It’s easy to predict which seder items — from tables full of toys, crafts and books — will attract children.
“Kids love the frogs best,” says Marga Hirsch, coordinator of the annual Haggadah Fair at Park Avenue Synagogue that runs until the Friday before Passover. “Little kids love the inflatable frogs.”
On tables set up in the Upper East Side congregation’s gallery, beneath framed artworks that depict the deportation of Hungarian Jewry during World War II, all sorts of things for use at seders are on sale. Haggadahs and storybooks, plastic Kiddush cups and a dozen types of frogs. There are rubber and plastic and plush stuffed amphibians, frogs that jump and frogs that go around your wrist, all for acting out the Ten Plagues.

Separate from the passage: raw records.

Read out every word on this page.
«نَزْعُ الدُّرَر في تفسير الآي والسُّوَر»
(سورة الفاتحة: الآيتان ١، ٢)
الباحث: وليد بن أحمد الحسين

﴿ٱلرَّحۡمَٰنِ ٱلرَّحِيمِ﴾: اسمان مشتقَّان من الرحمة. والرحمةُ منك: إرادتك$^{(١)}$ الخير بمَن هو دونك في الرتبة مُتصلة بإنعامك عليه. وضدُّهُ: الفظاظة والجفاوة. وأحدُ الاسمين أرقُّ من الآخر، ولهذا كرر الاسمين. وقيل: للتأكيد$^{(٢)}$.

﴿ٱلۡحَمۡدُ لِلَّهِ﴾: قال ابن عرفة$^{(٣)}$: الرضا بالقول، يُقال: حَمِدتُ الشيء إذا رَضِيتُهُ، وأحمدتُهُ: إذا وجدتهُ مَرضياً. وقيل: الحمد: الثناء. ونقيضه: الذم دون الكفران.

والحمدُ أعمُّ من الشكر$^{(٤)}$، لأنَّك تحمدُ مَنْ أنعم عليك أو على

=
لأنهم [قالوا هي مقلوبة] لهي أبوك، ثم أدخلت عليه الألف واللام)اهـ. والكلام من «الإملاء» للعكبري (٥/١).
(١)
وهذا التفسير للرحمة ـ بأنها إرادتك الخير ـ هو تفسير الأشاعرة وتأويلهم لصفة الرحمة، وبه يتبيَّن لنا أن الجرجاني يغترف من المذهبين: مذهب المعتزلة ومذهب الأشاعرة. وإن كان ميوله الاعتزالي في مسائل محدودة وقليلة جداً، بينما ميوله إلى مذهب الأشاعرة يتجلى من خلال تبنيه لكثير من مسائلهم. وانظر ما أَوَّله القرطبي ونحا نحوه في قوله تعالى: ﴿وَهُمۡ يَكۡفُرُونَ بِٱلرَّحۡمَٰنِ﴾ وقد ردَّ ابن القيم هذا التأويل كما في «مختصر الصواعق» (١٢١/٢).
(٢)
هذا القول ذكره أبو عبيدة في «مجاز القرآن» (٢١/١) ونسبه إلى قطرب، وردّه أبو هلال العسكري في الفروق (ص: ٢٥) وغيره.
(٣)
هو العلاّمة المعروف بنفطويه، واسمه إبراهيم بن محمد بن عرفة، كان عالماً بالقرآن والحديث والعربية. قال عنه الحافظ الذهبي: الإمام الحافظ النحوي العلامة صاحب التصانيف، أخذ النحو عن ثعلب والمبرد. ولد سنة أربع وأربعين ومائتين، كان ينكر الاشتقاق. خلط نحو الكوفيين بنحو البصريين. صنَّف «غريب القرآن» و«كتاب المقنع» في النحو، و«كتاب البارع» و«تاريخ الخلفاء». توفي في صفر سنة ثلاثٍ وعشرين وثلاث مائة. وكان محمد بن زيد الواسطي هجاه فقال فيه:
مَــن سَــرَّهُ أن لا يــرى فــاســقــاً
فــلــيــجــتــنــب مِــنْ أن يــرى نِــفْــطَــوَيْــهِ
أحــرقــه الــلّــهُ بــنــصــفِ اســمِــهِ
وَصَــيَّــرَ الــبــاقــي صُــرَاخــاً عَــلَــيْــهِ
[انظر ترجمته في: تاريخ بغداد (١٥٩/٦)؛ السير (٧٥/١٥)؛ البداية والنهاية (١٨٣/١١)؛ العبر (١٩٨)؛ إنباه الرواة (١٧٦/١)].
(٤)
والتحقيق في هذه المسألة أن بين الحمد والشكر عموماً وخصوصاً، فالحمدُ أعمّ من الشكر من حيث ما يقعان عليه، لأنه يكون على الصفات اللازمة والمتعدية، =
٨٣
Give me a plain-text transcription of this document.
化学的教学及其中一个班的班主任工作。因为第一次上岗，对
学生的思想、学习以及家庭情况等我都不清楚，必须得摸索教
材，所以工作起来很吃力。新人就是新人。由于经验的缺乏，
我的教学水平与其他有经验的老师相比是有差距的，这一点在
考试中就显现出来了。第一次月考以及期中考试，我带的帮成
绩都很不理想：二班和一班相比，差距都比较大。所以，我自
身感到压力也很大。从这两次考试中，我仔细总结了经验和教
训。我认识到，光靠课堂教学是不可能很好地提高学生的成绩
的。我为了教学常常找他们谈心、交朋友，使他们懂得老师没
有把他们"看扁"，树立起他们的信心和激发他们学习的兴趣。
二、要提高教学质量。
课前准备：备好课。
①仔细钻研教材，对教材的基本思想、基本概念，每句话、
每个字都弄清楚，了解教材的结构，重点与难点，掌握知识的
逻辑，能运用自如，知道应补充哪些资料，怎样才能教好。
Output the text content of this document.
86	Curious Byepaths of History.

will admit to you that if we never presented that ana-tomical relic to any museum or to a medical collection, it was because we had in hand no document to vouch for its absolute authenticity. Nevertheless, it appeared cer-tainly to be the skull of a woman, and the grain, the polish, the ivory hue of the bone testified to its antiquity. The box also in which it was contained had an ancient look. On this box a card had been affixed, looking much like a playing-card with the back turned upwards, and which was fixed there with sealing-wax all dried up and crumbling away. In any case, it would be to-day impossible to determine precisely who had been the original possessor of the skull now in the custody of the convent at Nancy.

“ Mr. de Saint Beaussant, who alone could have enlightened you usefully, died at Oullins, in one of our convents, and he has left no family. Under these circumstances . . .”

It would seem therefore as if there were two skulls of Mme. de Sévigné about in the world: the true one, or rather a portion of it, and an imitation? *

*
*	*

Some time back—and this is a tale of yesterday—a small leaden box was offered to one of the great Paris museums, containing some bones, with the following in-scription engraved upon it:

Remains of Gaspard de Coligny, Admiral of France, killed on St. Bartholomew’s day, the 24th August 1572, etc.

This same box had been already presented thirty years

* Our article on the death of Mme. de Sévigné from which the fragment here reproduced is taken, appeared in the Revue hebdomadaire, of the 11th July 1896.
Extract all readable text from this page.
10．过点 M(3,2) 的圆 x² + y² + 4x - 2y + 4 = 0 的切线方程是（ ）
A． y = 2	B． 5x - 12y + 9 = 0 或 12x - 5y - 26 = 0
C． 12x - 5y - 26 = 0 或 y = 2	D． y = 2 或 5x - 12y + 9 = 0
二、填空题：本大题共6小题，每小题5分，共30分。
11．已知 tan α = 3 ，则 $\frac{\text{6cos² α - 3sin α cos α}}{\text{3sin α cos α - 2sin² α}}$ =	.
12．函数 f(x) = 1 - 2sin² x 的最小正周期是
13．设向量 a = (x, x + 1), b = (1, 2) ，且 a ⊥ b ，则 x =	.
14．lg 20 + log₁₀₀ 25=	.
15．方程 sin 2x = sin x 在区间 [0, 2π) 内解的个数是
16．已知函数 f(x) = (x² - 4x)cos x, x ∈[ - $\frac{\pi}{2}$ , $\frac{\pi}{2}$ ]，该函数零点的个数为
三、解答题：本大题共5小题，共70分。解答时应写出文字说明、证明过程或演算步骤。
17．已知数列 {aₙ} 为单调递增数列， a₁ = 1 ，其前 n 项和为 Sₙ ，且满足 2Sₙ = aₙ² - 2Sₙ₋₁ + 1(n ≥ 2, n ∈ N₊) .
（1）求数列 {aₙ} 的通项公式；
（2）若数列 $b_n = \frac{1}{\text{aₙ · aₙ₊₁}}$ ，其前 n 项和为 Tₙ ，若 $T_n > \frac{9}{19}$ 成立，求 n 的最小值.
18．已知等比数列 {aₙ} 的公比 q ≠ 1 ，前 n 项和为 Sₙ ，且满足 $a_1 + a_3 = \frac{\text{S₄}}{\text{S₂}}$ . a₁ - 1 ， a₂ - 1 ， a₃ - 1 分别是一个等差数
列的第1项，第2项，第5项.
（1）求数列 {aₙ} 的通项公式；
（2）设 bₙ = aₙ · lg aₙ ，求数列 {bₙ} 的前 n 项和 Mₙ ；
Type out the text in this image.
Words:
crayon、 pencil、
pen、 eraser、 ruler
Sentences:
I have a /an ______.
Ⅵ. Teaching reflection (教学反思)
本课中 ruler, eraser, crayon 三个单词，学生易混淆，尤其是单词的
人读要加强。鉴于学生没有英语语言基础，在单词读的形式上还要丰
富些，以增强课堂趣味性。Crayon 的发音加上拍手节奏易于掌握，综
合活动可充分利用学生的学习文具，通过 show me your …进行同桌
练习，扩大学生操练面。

During breaks from religious school, students browse at the Fair. Two students — from left, Will Nunberg and Jacob Rizzi — compare illustrated Haggadahs.
What’s popular among adult customers this year?
Versions of the “A Different Night” Haggadah, because co-author Noam Zion spoke at the synagogue a few weeks ago, and “The Washington Haggadah,” because the medieval manuscript is on exhibit this spring at The Metropolitan Museum of Art, says Hirsch, a veteran family educator.
The Fair is not a moneymaker for the Conservative Park Avenue Synagogue, she says; many items are sold at cost, to help members of the shul and of the wider community to celebrate Passover. “The purpose is to put Haggadahs in the hands of congregants.”